One month until the ‘Reset the Net’ movement to fight NSA surveillance

Privacy advocates have decided it is time for Internet users to take more serious measures to resist surveillance from National Security Agency and other alleged spy groups.

The movement for users and developers to deploy newer and better security and privacy tools was introduced by Fight for the Future and has support from over 30 groups including Reddit, Imgur, Free Press, Libertarian Party and Demand Progress. June 5, the one year anniversary of the first news stories on Edward Snowden’s leaks about NSA surveillance, is the date ‘Reset the Net’ will initiate.

In the last year, Snowden’s NSA leaks have brought countless privacy issues into the limelight and instigated a heavy load of international controversy. Snowden let the world know the NSA’s mission was to be aware of every conversation occurring anywhere, globally.
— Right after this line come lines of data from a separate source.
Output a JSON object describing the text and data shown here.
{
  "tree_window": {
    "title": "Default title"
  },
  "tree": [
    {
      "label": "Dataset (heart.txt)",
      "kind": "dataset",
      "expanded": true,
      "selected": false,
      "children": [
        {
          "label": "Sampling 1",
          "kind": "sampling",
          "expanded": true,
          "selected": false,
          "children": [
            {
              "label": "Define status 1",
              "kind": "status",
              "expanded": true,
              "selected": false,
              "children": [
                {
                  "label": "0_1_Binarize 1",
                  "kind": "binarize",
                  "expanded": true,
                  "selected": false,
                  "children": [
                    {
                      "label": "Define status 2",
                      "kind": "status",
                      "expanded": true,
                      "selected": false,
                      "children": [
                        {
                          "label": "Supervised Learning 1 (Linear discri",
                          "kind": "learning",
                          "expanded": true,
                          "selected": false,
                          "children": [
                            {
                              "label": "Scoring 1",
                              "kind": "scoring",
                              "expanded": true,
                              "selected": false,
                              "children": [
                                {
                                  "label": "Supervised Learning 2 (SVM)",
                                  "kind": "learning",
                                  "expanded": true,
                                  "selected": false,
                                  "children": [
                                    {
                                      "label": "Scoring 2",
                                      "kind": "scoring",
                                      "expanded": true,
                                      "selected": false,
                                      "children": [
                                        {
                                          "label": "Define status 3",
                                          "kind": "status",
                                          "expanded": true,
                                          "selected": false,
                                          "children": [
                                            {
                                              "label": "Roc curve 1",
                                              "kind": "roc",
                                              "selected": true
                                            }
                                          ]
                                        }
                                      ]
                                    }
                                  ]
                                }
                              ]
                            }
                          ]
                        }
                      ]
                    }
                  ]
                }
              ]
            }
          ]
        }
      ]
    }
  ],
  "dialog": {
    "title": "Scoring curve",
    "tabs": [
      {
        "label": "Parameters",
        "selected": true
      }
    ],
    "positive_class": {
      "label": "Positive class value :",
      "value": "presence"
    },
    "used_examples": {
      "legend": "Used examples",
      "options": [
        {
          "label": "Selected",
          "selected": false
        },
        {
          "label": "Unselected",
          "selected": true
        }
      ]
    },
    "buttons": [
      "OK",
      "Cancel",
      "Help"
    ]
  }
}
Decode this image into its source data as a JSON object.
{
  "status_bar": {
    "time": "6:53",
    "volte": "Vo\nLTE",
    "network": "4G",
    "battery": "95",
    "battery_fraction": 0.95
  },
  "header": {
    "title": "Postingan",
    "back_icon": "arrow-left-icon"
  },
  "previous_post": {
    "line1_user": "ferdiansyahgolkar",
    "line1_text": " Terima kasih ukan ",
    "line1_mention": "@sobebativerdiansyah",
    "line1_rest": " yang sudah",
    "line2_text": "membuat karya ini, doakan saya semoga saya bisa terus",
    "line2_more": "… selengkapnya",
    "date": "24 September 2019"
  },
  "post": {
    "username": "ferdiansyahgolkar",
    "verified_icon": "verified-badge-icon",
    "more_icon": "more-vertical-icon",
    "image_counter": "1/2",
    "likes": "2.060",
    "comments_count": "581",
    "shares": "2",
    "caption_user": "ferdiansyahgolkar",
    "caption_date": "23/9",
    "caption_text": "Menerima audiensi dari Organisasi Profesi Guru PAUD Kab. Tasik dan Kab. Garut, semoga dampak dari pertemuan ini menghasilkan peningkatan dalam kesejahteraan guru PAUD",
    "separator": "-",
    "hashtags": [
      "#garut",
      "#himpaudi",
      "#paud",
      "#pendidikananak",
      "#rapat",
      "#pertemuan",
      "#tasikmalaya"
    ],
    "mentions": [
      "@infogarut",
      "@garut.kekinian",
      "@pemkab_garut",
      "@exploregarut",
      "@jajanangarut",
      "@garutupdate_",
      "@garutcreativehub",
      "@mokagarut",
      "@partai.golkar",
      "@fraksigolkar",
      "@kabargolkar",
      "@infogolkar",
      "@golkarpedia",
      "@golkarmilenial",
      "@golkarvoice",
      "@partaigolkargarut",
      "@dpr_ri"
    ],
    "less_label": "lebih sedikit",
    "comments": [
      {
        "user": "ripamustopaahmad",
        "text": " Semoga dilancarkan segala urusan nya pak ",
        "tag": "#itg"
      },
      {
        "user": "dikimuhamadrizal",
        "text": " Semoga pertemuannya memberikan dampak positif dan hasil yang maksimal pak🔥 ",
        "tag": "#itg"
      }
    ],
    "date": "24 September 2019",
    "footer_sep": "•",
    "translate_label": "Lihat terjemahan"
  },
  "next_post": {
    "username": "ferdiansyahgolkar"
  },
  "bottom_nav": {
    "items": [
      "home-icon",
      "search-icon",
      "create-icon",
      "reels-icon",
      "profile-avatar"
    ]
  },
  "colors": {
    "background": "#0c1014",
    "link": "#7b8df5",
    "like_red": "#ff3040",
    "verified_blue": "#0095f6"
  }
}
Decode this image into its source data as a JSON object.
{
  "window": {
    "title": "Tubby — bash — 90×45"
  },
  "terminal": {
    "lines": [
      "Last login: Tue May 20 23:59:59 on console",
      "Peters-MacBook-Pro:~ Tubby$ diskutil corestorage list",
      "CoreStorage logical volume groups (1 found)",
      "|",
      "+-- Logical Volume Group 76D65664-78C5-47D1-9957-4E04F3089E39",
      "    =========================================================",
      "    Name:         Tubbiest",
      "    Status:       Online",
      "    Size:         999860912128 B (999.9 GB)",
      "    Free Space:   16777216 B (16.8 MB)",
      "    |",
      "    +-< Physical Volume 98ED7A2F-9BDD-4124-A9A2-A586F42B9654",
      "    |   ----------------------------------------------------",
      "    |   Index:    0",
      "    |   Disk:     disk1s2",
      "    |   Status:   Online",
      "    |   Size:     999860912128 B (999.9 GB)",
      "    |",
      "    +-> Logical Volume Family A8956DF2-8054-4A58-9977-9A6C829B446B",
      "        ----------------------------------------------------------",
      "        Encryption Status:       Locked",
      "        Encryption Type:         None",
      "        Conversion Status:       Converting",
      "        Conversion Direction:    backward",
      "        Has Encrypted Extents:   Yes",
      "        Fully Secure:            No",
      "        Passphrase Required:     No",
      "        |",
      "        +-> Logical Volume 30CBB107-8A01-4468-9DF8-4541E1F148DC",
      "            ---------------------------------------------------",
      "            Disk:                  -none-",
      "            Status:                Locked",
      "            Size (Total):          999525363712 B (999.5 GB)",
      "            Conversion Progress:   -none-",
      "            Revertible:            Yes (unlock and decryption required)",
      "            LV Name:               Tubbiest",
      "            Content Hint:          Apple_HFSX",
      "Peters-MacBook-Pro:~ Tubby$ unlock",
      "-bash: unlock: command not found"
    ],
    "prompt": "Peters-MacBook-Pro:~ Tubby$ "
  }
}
These revelations have heightened the worldwide conversation surrounding privacy and internet security.

“Don’t ask for your privacy. Take it back,” the Reset the Net website urges.

In a video broadcasted on YouTube, Fight for the Future claims governments are building a “prison” around the Internet, but that it is possible to take it down brick by brick.

“Government spies have a weakness,” the clip said. “They can hack anybody, but they can’t hack everybody. Folks like the NSA depend on collecting insecure data from tapped fiber. They depend on our mistakes—mistakes we can fix.”

The call to action is for Internet users and developers to use “powerful tools that make mass spying much more difficult,” including HTTPS, HTTP Strict Transport Security, and Perfect Forward Secrecy, a cryptography tool. Fight for the Future aims for June 5 to be a day where people and organizations worldwide deploy new privacy tools and stronger security measures and “take back” the internet.

“The NSA is exploiting weak links in Internet security to spy on the entire world,” the clip accused. “We can’t stop targeted attacks, but we can stop mass surveillance by building proven security into the everyday Internet.”

Although vilified by many, the U.S. Government and NSA have defended their use of the reported $52.6 billion ‘Black Budget.’ This money covers over a dozen agencies that together make up the National Intelligence Program. Authorities claim that the alleged surveillance, counterintelligence and covert action are all part of the big picture to target terrorists and protect national security.